C'est peut-être un peu étrange de faire la découverte d'une cinéaste à partir d'un de ses livres, surtout de celle-ci, parce que Chantal Akerman a largement été adoubée comme étant l'une des grandes cinéastes de notre temps.

Née en Belgique en 1950, elle meurt en 2015, peu après sa mère, en mettant fin à ses jours. Dans Ma mère rit (2013), texte entrecoupé d'images en noir et blanc de différents films, elle raconte sa relation à sa mère alors que celle-ci touche à la fin de son existence. Elle raconte aussi son histoire d'amour, fragile et douloureuse, avec une de ses compagnes, qu'elle finira par fuir par nécessité vitale, après des mois de jalousie mortifère et les violences physiques que celle-ci avait fini par lui faire subir. Elle y parle aussi de ce qui demeure de toujours beau de ses amours passées.

Ma mère rit est un livre court, extrêmement touchant : avec des phrases simples auxquelles la ponctuation particulière donne un ton à la fois monocorde et laconique, Chantal Akerman nous offre des parts d'elle-même avec une authenticité, une sincérité rares, presque enfantines :

« L'enfant était né vieil enfant et du coup, l'enfant n'était jamais devenu adulte. [...] Le vieil enfant se disait que si sa mère disparaissait, il n'aurait plus nulle part où revenir. L'enfant à l'adolescence avait fait les quatre cents coups, puis à l'âge adulte n'importe quoi mais savait qu'il pouvait toujours revenir. [...] L'enfant, c'est elle, c'est moi.

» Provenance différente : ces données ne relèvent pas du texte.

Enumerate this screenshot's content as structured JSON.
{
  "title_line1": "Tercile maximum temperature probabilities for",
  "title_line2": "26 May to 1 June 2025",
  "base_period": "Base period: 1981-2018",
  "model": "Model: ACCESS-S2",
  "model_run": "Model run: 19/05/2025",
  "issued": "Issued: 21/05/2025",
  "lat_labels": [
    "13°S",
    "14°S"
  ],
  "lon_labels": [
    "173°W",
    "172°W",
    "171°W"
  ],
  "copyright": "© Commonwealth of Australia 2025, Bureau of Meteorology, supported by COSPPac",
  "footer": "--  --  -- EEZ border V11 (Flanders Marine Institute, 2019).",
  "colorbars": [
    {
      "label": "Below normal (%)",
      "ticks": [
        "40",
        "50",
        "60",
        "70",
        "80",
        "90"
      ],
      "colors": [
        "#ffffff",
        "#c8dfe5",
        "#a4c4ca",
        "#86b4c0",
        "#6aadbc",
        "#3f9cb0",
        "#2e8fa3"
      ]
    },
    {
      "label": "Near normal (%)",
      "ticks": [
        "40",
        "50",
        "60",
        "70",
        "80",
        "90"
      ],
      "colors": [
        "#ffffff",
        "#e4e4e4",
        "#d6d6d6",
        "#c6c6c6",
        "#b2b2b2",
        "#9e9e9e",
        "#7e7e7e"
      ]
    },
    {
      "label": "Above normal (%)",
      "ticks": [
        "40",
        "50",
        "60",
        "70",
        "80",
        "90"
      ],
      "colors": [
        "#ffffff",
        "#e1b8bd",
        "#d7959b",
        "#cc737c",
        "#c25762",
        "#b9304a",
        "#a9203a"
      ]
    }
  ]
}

Et maintenant je suis vieille, je vais avoir soixante ans. Et même plus. Et j'en suis toujours là. Je n'ai pas d'enfant. Un vieil enfant ne fait pas d'enfant. Qu'est-ce qui va me retenir à la vie après. » (p. 41 de l'édition de 2021)

C'est grâce à un livre que l'on peut parfois faire la rencontre d'une cinéaste, et surtout avoir envie d'en connaître plus.